# Mossy Frog (Theloderma corticale) setup



## berksmike (Jan 2, 2008)

Have had this setup running for a couple of weeks now - hoping to get a group of T.corticale in a few weeks. It has a central land area sided by cork with water areas either side.
I'm going to add more branches coming out the water areas but wondered if any mossy frog owners had any suggestions - not kept this species before so any advice most welcome!


----------



## dar90 (Dec 2, 2009)

*Mossy tank*

Add cerramic plant Pots in the water to allow hiding areas and future breeding areas. , that's what I have in my breeding pairs tank , they are stunning , I breed them


----------



## berksmike (Jan 2, 2008)

Cheers mate I'll do that
Have a few small terracotta pots - can fix some riccia on them
Do you pop them in whole or half them?


----------



## Ron Magpie (Oct 11, 2009)

I'll be following this thread- don't have a cool enough area for mossies at the moment- but they are on the wish list. :2thumb:


----------



## berksmike (Jan 2, 2008)

Been on mine for a while Ron - not helped by seeing them at the Doncaster show very often.
Just gotta resist til the viv grows in!


----------



## colinm (Sep 20, 2008)

Ron Magpie said:


> I'll be following this thread- don't have a cool enough area for mossies at the moment- but they are on the wish list. :2thumb:


They do take the warm weather quite well to but seem more suited to colder temperatures.

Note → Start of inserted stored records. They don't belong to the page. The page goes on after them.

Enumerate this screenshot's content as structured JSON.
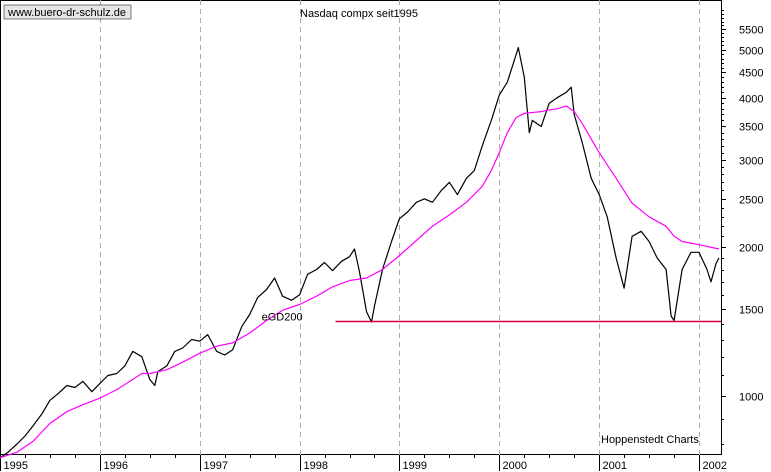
{
  "watermark": "www.buero-dr-schulz.de",
  "source": "Hoppenstedt Charts",
  "chart_data": {
    "type": "line",
    "title": "Nasdaq compx seit1995",
    "xlabel": "",
    "ylabel": "",
    "y_scale": "log",
    "ylim": [
      760,
      6300
    ],
    "xlim": [
      1995.0,
      2002.22
    ],
    "x_ticks": [
      {
        "label": "1995",
        "x": 1995.0
      },
      {
        "label": "1996",
        "x": 1996.0
      },
      {
        "label": "1997",
        "x": 1997.0
      },
      {
        "label": "1998",
        "x": 1998.0
      },
      {
        "label": "1999",
        "x": 1999.0
      },
      {
        "label": "2000",
        "x": 2000.0
      },
      {
        "label": "2001",
        "x": 2001.0
      },
      {
        "label": "2002",
        "x": 2002.0
      }
    ],
    "y_ticks": [
      1000,
      1500,
      2000,
      2500,
      3000,
      3500,
      4000,
      4500,
      5000,
      5500
    ],
    "grid": {
      "vertical": true,
      "horizontal": false
    },
    "series": [
      {
        "name": "",
        "color": "#000000",
        "points": [
          [
            1995.0,
            750
          ],
          [
            1995.08,
            770
          ],
          [
            1995.17,
            800
          ],
          [
            1995.25,
            830
          ],
          [
            1995.33,
            870
          ],
          [
            1995.42,
            920
          ],
          [
            1995.5,
            980
          ],
          [
            1995.58,
            1010
          ],
          [
            1995.67,
            1050
          ],
          [
            1995.75,
            1040
          ],
          [
            1995.83,
            1070
          ],
          [
            1995.92,
            1020
          ],
          [
            1996.0,
            1060
          ],
          [
            1996.08,
            1100
          ],
          [
            1996.17,
            1110
          ],
          [
            1996.25,
            1150
          ],
          [
            1996.33,
            1230
          ],
          [
            1996.42,
            1200
          ],
          [
            1996.5,
            1080
          ],
          [
            1996.55,
            1050
          ],
          [
            1996.58,
            1120
          ],
          [
            1996.67,
            1150
          ],
          [
            1996.75,
            1230
          ],
          [
            1996.83,
            1250
          ],
          [
            1996.92,
            1300
          ],
          [
            1997.0,
            1290
          ],
          [
            1997.08,
            1330
          ],
          [
            1997.17,
            1230
          ],
          [
            1997.25,
            1210
          ],
          [
            1997.33,
            1240
          ],
          [
            1997.42,
            1380
          ],
          [
            1997.5,
            1460
          ],
          [
            1997.58,
            1580
          ],
          [
            1997.67,
            1640
          ],
          [
            1997.75,
            1730
          ],
          [
            1997.83,
            1590
          ],
          [
            1997.92,
            1560
          ],
          [
            1998.0,
            1600
          ],
          [
            1998.08,
            1760
          ],
          [
            1998.17,
            1800
          ],
          [
            1998.25,
            1860
          ],
          [
            1998.33,
            1790
          ],
          [
            1998.42,
            1870
          ],
          [
            1998.5,
            1910
          ],
          [
            1998.55,
            1980
          ],
          [
            1998.6,
            1780
          ],
          [
            1998.67,
            1480
          ],
          [
            1998.72,
            1410
          ],
          [
            1998.75,
            1520
          ],
          [
            1998.83,
            1800
          ],
          [
            1998.92,
            2050
          ],
          [
            1999.0,
            2280
          ],
          [
            1999.08,
            2350
          ],
          [
            1999.17,
            2460
          ],
          [
            1999.25,
            2500
          ],
          [
            1999.33,
            2460
          ],
          [
            1999.42,
            2600
          ],
          [
            1999.5,
            2700
          ],
          [
            1999.58,
            2550
          ],
          [
            1999.67,
            2750
          ],
          [
            1999.75,
            2850
          ],
          [
            1999.83,
            3200
          ],
          [
            1999.92,
            3600
          ],
          [
            2000.0,
            4050
          ],
          [
            2000.08,
            4300
          ],
          [
            2000.17,
            4900
          ],
          [
            2000.19,
            5050
          ],
          [
            2000.25,
            4400
          ],
          [
            2000.3,
            3400
          ],
          [
            2000.33,
            3600
          ],
          [
            2000.42,
            3500
          ],
          [
            2000.5,
            3900
          ],
          [
            2000.58,
            4000
          ],
          [
            2000.67,
            4100
          ],
          [
            2000.72,
            4200
          ],
          [
            2000.75,
            3700
          ],
          [
            2000.83,
            3250
          ],
          [
            2000.92,
            2750
          ],
          [
            2001.0,
            2550
          ],
          [
            2001.08,
            2300
          ],
          [
            2001.17,
            1900
          ],
          [
            2001.25,
            1650
          ],
          [
            2001.33,
            2100
          ],
          [
            2001.42,
            2150
          ],
          [
            2001.5,
            2050
          ],
          [
            2001.58,
            1900
          ],
          [
            2001.67,
            1800
          ],
          [
            2001.72,
            1450
          ],
          [
            2001.75,
            1420
          ],
          [
            2001.83,
            1800
          ],
          [
            2001.92,
            1950
          ],
          [
            2002.0,
            1950
          ],
          [
            2002.08,
            1800
          ],
          [
            2002.12,
            1700
          ],
          [
            2002.17,
            1850
          ],
          [
            2002.2,
            1900
          ]
        ]
      },
      {
        "name": "eGD200",
        "color": "#ff00ff",
        "points": [
          [
            1995.0,
            750
          ],
          [
            1995.17,
            770
          ],
          [
            1995.33,
            810
          ],
          [
            1995.5,
            880
          ],
          [
            1995.67,
            930
          ],
          [
            1995.83,
            960
          ],
          [
            1996.0,
            990
          ],
          [
            1996.17,
            1030
          ],
          [
            1996.33,
            1080
          ],
          [
            1996.42,
            1110
          ],
          [
            1996.5,
            1110
          ],
          [
            1996.67,
            1130
          ],
          [
            1996.83,
            1170
          ],
          [
            1997.0,
            1220
          ],
          [
            1997.17,
            1260
          ],
          [
            1997.33,
            1280
          ],
          [
            1997.5,
            1340
          ],
          [
            1997.67,
            1420
          ],
          [
            1997.83,
            1490
          ],
          [
            1998.0,
            1530
          ],
          [
            1998.17,
            1590
          ],
          [
            1998.33,
            1660
          ],
          [
            1998.5,
            1710
          ],
          [
            1998.67,
            1730
          ],
          [
            1998.83,
            1800
          ],
          [
            1999.0,
            1920
          ],
          [
            1999.17,
            2060
          ],
          [
            1999.33,
            2200
          ],
          [
            1999.5,
            2320
          ],
          [
            1999.67,
            2460
          ],
          [
            1999.83,
            2650
          ],
          [
            1999.92,
            2850
          ],
          [
            2000.0,
            3100
          ],
          [
            2000.08,
            3400
          ],
          [
            2000.17,
            3650
          ],
          [
            2000.25,
            3720
          ],
          [
            2000.42,
            3750
          ],
          [
            2000.5,
            3780
          ],
          [
            2000.58,
            3800
          ],
          [
            2000.67,
            3850
          ],
          [
            2000.75,
            3750
          ],
          [
            2000.83,
            3550
          ],
          [
            2000.92,
            3300
          ],
          [
            2001.0,
            3100
          ],
          [
            2001.17,
            2750
          ],
          [
            2001.33,
            2450
          ],
          [
            2001.5,
            2300
          ],
          [
            2001.67,
            2200
          ],
          [
            2001.75,
            2100
          ],
          [
            2001.83,
            2050
          ],
          [
            2002.0,
            2020
          ],
          [
            2002.2,
            1980
          ]
        ]
      }
    ],
    "annotations": [
      {
        "text": "eGD200",
        "x": 1997.62,
        "y": 1420,
        "color": "#ff00ff"
      },
      {
        "type": "hline",
        "y": 1415,
        "x_start": 1998.36,
        "x_end": 2002.22,
        "color": "#d0003a"
      }
    ]
  }
}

Going back to the original question the only criticism that I would make is that they are great climbers and personally I would put them in a taller vivarium.


----------



## berksmike (Jan 2, 2008)

Cheers Colin - can't change for the moment but will look out for a more arboreal setup I could use
I will be adding a lot more in terms of branches so hopefully they'll enjoy that


----------